Peter was connected. His columns, which put a human face on business in Philadelphia, elicited a great deal of reader response. Few people know more about Philadelphia or understand it better than Peter, which is remarkable given that he's not a native.

Philly is a very tribal place, one that can be difficult for outsiders to penetrate. Yet Peter penetrated it so well that at one point a Binzen lecture on the city and its mores was part of the training for new Inky recruits.

I asked Inquirer Editor Amanda Bennett why she had pulled the plug. "Peter had a wonderful, long and energetic career," she replied. "But we're moving in a different direction in the way we cover entrepreneurism. We're going to cover it much more throughout the [business] section."

She added, "I'm sorry to see him go, but we have changing priorities."

The unceremonious end to one of Philadelphia's legendary journalism careers did not go over well with his fans and colleagues. So they threw a party in mid-May to commemorate all the years of distinguished work.

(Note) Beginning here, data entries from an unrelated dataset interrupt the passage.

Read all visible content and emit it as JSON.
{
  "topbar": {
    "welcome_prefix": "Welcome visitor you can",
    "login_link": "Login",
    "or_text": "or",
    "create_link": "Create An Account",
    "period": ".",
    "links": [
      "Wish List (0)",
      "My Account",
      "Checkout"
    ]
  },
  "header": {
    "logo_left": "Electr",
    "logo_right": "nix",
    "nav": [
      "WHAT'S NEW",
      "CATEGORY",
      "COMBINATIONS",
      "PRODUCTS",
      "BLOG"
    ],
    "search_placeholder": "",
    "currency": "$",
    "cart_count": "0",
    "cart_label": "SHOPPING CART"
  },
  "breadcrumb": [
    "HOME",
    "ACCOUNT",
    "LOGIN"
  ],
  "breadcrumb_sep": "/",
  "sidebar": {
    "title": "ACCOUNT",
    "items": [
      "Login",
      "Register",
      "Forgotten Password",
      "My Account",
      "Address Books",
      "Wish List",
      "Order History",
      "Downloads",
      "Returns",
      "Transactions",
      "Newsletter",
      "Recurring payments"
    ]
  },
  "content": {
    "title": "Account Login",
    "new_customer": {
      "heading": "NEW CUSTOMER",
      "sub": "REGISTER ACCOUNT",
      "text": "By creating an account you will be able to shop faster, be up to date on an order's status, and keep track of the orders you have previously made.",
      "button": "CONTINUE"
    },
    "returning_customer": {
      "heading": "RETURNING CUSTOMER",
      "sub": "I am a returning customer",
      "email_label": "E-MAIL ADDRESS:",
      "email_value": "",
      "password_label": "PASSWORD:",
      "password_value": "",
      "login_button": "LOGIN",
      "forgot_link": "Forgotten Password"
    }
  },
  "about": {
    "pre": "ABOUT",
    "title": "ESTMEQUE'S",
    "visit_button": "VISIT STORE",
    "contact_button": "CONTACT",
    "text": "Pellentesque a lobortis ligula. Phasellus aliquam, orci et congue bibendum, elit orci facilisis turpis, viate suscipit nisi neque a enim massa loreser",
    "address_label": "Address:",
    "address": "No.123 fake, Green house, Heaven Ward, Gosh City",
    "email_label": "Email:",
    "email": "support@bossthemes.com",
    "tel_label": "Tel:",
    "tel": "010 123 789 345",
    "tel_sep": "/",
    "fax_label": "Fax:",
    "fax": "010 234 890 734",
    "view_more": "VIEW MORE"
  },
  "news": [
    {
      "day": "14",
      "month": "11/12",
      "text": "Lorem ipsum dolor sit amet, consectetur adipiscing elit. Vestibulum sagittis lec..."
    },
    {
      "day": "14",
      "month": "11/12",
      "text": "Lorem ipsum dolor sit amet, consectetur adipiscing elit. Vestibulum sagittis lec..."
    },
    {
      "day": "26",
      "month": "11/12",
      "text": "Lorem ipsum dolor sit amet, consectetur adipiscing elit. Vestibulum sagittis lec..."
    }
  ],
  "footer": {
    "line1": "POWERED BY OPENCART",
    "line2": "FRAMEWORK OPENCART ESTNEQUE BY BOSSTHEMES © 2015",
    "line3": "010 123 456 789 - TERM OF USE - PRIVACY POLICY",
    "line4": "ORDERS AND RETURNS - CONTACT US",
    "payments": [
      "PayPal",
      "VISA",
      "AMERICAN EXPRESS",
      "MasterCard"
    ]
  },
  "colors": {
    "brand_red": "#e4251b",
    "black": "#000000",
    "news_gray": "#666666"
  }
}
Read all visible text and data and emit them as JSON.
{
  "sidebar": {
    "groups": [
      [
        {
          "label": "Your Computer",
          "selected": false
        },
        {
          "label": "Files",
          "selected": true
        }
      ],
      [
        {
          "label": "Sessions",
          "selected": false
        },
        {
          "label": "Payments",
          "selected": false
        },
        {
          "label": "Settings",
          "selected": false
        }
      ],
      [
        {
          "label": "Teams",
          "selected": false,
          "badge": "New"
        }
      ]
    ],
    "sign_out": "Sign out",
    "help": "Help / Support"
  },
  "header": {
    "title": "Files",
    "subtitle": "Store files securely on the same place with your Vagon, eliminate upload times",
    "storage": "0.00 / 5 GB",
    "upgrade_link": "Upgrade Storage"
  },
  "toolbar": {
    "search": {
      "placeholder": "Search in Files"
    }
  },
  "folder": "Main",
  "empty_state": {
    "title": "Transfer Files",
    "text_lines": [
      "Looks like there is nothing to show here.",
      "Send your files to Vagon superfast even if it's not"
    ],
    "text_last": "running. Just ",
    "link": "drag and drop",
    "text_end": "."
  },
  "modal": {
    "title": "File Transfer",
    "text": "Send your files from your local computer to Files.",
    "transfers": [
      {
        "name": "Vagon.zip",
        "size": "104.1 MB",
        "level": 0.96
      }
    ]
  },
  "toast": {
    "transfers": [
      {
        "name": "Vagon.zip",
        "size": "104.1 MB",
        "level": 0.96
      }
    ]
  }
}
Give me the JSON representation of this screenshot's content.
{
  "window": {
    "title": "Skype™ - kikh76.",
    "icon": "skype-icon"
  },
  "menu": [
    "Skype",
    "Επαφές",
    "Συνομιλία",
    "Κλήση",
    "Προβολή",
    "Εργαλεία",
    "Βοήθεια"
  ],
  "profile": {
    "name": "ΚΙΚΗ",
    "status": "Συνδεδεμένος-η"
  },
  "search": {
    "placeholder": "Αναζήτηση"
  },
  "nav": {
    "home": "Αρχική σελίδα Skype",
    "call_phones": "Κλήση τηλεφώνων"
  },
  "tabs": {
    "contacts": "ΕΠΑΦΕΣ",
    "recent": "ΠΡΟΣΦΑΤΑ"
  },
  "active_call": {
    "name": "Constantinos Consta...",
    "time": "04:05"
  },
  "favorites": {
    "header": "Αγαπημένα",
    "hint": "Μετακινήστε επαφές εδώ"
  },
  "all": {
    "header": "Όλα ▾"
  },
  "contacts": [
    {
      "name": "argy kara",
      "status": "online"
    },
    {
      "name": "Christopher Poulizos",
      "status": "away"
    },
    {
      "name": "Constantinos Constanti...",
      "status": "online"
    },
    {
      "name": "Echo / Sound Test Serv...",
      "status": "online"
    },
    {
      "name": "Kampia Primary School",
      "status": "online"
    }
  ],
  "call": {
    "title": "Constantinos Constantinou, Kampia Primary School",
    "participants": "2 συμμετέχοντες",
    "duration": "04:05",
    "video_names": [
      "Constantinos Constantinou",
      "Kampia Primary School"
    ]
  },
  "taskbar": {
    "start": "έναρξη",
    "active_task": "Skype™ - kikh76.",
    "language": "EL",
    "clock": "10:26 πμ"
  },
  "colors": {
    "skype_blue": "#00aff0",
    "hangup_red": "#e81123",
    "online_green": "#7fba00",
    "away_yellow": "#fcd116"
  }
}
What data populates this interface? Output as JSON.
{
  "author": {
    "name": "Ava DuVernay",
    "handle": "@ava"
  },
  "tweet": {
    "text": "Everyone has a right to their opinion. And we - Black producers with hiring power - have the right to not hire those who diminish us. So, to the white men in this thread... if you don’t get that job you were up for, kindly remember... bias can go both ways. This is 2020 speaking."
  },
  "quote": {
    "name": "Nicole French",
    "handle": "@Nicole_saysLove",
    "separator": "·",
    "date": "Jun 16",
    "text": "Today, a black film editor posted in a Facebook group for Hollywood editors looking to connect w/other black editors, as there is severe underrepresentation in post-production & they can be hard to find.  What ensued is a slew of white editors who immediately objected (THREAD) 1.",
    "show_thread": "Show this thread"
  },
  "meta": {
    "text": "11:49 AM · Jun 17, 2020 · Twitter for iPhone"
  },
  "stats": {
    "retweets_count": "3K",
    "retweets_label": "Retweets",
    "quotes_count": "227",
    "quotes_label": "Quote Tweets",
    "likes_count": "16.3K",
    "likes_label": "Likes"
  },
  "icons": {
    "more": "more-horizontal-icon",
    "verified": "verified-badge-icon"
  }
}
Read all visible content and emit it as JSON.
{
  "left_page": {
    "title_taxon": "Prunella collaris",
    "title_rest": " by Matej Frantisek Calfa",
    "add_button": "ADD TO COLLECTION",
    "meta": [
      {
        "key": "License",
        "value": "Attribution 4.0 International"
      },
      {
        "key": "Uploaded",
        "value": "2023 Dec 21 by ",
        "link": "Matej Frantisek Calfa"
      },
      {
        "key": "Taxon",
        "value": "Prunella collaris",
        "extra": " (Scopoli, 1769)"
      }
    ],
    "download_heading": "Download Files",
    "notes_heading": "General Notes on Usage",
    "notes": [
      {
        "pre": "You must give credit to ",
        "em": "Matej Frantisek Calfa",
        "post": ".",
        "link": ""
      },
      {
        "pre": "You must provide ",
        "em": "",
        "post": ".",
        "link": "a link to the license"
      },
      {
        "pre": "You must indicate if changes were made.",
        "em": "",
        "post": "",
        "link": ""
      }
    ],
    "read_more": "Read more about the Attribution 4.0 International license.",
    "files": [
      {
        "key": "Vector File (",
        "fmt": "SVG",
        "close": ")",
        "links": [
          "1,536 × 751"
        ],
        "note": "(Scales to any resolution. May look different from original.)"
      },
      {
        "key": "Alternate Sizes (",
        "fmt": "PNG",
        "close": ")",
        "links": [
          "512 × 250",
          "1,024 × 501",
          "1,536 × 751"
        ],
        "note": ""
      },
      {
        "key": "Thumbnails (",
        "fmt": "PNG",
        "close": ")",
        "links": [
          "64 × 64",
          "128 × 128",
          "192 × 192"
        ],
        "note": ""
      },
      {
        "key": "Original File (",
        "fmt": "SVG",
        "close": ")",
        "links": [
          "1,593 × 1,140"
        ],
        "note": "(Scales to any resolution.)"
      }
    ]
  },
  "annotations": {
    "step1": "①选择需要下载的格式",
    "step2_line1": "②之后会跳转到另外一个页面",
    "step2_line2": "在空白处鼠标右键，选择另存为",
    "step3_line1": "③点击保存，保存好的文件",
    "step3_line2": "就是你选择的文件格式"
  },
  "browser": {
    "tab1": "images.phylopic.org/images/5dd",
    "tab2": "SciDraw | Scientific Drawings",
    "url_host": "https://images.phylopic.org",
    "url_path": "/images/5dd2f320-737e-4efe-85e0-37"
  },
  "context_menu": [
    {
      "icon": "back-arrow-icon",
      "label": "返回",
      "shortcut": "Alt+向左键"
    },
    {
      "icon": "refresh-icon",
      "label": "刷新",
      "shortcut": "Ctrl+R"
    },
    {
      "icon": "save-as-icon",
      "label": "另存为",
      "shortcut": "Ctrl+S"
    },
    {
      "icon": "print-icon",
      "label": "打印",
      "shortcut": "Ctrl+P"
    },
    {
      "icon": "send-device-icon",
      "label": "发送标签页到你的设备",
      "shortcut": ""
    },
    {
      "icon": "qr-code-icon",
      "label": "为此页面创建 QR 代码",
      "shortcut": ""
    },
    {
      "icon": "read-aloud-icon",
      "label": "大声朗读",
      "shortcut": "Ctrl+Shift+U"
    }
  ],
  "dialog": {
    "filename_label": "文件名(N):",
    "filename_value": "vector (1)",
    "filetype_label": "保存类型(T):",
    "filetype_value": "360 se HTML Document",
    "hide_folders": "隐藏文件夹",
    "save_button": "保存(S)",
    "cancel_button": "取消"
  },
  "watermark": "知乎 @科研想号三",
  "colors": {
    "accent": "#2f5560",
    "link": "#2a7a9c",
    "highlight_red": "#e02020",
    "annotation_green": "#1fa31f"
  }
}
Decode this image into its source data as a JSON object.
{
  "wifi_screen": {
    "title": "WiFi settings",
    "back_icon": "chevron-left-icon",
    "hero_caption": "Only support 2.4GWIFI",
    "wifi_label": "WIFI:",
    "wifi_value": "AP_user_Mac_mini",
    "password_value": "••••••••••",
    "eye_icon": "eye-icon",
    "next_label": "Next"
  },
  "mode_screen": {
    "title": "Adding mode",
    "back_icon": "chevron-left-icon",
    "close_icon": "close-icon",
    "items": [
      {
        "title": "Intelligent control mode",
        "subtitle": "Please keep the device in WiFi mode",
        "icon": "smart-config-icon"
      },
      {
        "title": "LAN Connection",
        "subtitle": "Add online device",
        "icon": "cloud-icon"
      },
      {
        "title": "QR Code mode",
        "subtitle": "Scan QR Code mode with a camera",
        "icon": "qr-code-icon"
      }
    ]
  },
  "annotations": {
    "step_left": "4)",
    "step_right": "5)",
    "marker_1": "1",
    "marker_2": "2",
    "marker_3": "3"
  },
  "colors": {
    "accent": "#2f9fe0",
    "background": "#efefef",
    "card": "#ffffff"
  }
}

Gene Roberts, Peter's Nieman classmate who was first his competitor in Philly, then his boss, had planned to be there, but a knee injury kept him away. However, former Inky editors Jim Naughton (retired head of the Poynter Institute) and Hank Klibanoff (managing editor for news at the Atlanta Journal-Constitution) were on hand to sing his praises, as were a large collection of other journalists. Among them was Joe Daughen, who teamed up with Peter to write excellent books on fabled Philly cop and pol Frank Rizzo and the collapse of the Penn Central railroad.

It was a moving tribute to one wonderful journalist, but it was also a celebration of journalism itself, journalism done the right way. And it couldn't have come at a better time. Because this has been a brutal time for the field.

Almost daily, it seems, another episode of journalistic wrongdoing comes to light. One day a columnist, media personality and best-selling author is describing in great detail an event that hasn't yet taken place. Another day a Pentagon reporter is lifting quotes. A Los Angeles Times piece is riddled with errors. Sources quoted by a Sacramento Bee columnist can't be found.

The litany of bad news is unrelenting.

All politics may be local, but in the world of Romenesko where we now reside, no media malfeasance is. That's what makes the endless epidemic so puzzling. With so much scrutiny, with so many people getting caught, why would big-time journalists take a chance and cut corners, knowing what the repercussions can be?

Despite all of the agonizing, the emphasis on "transparency," the reworked ethics codes, the hits just keep on coming.

The career of Peter Binzen is a vivid reminder that it just doesn't have to be this way.